Stephen Kenwright – Director of Search Branded3
I think, when we are talking about machine-learning and we are talking about it more and more. We gotta ask, what are they actually learning from. It’s not about a growing link graph, it’s not about trying to understand content quality better. That kind of factors, but actually, what Google is certainly trying to do with machine-learning is actually process large amounts of data about what people are actually doing.
And they are getting better and better at that. But when you think about where we are moving towards, well, a huge number of searches that are going to be made by voice, et cetera. It is very clear, there is an answer and if you ask it again, that’s clearly not a good answer to that question.
Gerry White – SEO Consultant Just Eat
And I would say one of the things that Google is desperately trying to do is make sure that the first answer you click on is gonna be the right answer. So they are looking for kind of experiences like pogo sticking, when somebody clicks into an answer and immediately jumps back again.
That doesn’t really look right, generally, unless there is a reason why they are doing it. Like, it’s a flight and they are looking for the weights of the luggage flights and other specific pieces like that. So, some really good examples why people would do something like that, but generally speaking, if somebody goes to a page and comes out immediately, that’s not a good experience.
Dawn Anderson – Director Move It Marketing
And the human raters – it’s been confirmed – do actually use that. They use that to differentiate between bad matches with search results and good matches with search results. So, I increasingly saw, when we look at things like UX (user experience), we can take into consideration things like speed. I know we are going to talk separately on speed, but if somebody got a positive experience via speed… or take the classic example now of the Interstitials.
We know that that’s a bad user experience. And we know that Google is increasingly taking it on board. Things like negative experiences. Because that now is actually a thumbs down, so it does affect rankings. So I think it’s gonna be an increasingly important factor.
Barry Adams – Founder Polemic Digital
The fact that Google is now actively rendering pages as it crawls and indexes. Then, with the headless browser, means that they can see exactly how the page would format for an end-user and make quality evaluations based on that. On where content sits, how content interacts and things like that. What I find a bit worrying is that these tactics are scalably exploitable.
We see that with some services offered online, where you can get a temporary boost on your rankings by just getting a lot of people to click on a specific search result that you identify. And the ranking boost actually happens for as long as you pay people to perform those clicks.
So it will be interesting to see how Google can counteract possible abuses of those ranking factors when they talk about, for example, artificially keeping people on the page so that it looks like, when the user eventually gets back to Google search, it looks like an new session rather than refinement of the same query. And that is something that we’ll be probably struggling with.
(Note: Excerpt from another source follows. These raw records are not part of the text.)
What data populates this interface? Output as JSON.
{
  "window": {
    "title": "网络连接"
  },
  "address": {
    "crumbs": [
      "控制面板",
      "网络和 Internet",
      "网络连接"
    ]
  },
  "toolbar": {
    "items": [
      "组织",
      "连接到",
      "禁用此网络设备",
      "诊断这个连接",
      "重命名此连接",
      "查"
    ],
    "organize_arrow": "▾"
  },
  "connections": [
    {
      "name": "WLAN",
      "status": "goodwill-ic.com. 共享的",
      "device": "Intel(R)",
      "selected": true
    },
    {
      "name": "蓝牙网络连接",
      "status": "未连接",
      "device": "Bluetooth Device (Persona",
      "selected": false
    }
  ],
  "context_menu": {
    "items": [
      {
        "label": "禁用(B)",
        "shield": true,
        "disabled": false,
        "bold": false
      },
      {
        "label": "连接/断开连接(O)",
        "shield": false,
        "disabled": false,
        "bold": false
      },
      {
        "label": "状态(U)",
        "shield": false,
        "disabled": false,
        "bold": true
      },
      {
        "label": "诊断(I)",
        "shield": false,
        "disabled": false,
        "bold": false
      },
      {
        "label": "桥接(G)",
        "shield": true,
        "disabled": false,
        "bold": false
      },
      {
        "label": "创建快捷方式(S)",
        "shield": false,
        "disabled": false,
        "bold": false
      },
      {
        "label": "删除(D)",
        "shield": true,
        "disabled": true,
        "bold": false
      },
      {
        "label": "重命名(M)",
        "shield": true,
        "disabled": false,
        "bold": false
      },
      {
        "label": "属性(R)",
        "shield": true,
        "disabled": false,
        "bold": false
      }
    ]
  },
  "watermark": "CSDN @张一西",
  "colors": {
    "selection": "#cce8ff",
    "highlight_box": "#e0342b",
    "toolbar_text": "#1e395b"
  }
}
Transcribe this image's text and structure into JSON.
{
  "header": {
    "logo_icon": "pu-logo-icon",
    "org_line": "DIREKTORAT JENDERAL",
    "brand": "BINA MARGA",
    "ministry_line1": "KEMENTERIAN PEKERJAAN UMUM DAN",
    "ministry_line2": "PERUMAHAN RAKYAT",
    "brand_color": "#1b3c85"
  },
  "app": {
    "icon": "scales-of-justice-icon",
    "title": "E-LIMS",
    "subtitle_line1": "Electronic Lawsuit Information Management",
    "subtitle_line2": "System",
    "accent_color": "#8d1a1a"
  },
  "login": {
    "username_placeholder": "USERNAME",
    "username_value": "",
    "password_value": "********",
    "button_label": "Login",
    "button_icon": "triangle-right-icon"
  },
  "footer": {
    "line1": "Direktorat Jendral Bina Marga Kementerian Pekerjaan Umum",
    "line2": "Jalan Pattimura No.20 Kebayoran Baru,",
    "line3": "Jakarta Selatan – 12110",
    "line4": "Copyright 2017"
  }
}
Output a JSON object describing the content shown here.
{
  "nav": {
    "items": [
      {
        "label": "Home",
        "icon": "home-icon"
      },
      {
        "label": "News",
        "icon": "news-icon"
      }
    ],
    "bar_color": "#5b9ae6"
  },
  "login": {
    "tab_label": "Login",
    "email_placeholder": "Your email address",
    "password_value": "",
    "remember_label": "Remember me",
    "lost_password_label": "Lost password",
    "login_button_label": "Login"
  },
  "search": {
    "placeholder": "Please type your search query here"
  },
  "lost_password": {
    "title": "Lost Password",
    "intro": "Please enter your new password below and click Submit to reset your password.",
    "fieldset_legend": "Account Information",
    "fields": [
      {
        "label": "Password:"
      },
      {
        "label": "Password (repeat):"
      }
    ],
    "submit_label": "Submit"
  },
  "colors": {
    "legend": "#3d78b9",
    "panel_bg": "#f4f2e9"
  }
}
And probably also the reason why they haven’t openly confirmed click-through rates from search results as a ranking factor. Despite the fact that a lot of tests show that it is at least a temporary ranking factor. So it will be an interesting point of observation over the next couple of months and years.
I think they have actually, in interviews with various people that have kind of argued that click-through rate is a ranking factor, I think they said – I think it was again Andrey Lipattsev in a roundtable on crawling – said, in actual facts, if something looks to be a popular page, in that it’s getting lots of clicks, then they will zoom over there and have a look. Even though it’s inflated and only temporary. It does have an impact on things changing on Google’s search engine side.
One of the things you mentioned was that Google is rendering pages. I think that one of the things that a lot of people never do enough is use the “Fetch & Render” tool. Within Google you can fetch a page and see how it actually looks within the Webmaster Tools (now Search Console). And it’s surprising how often you do it and it just doesn’t quite look right.
There is something interfering with it and it’s a very simple thing. You can do this for both desktop and mobile. It’s definitely worth doing for both of them, just to double check that you’re not going to be subject to the interstitial penalty, you’re not going to find that something happens inside the page. Maybe because in some CSS something is blocked slightly. So it’s definitely worth doing.
It seems like an odd thing to say “The dangerous part of UX is when people are starting to talk about SEO as just UX”, now. A great UX doesn’t beat a penalty, a great UX doesn’t beat no links. It’s all one of several ranking factors and it’s not just a case where you can’t look at everything from architecture to linking et cetera, just for the sake of user experience.
Yeah, you can’t have a great UX and then never actually talk about what you actually do on the page. With the best will in the world, search engines can only pick up so much. So you do need to have relevant content and all the other factors that play a role in SEO.
I, for one, as not being Google’s biggest fan – understatement. I welcome the interstitials penalty, if you can call it that, the filter, if anything, because it annoys the crap out of me. And I want that to die a swift death.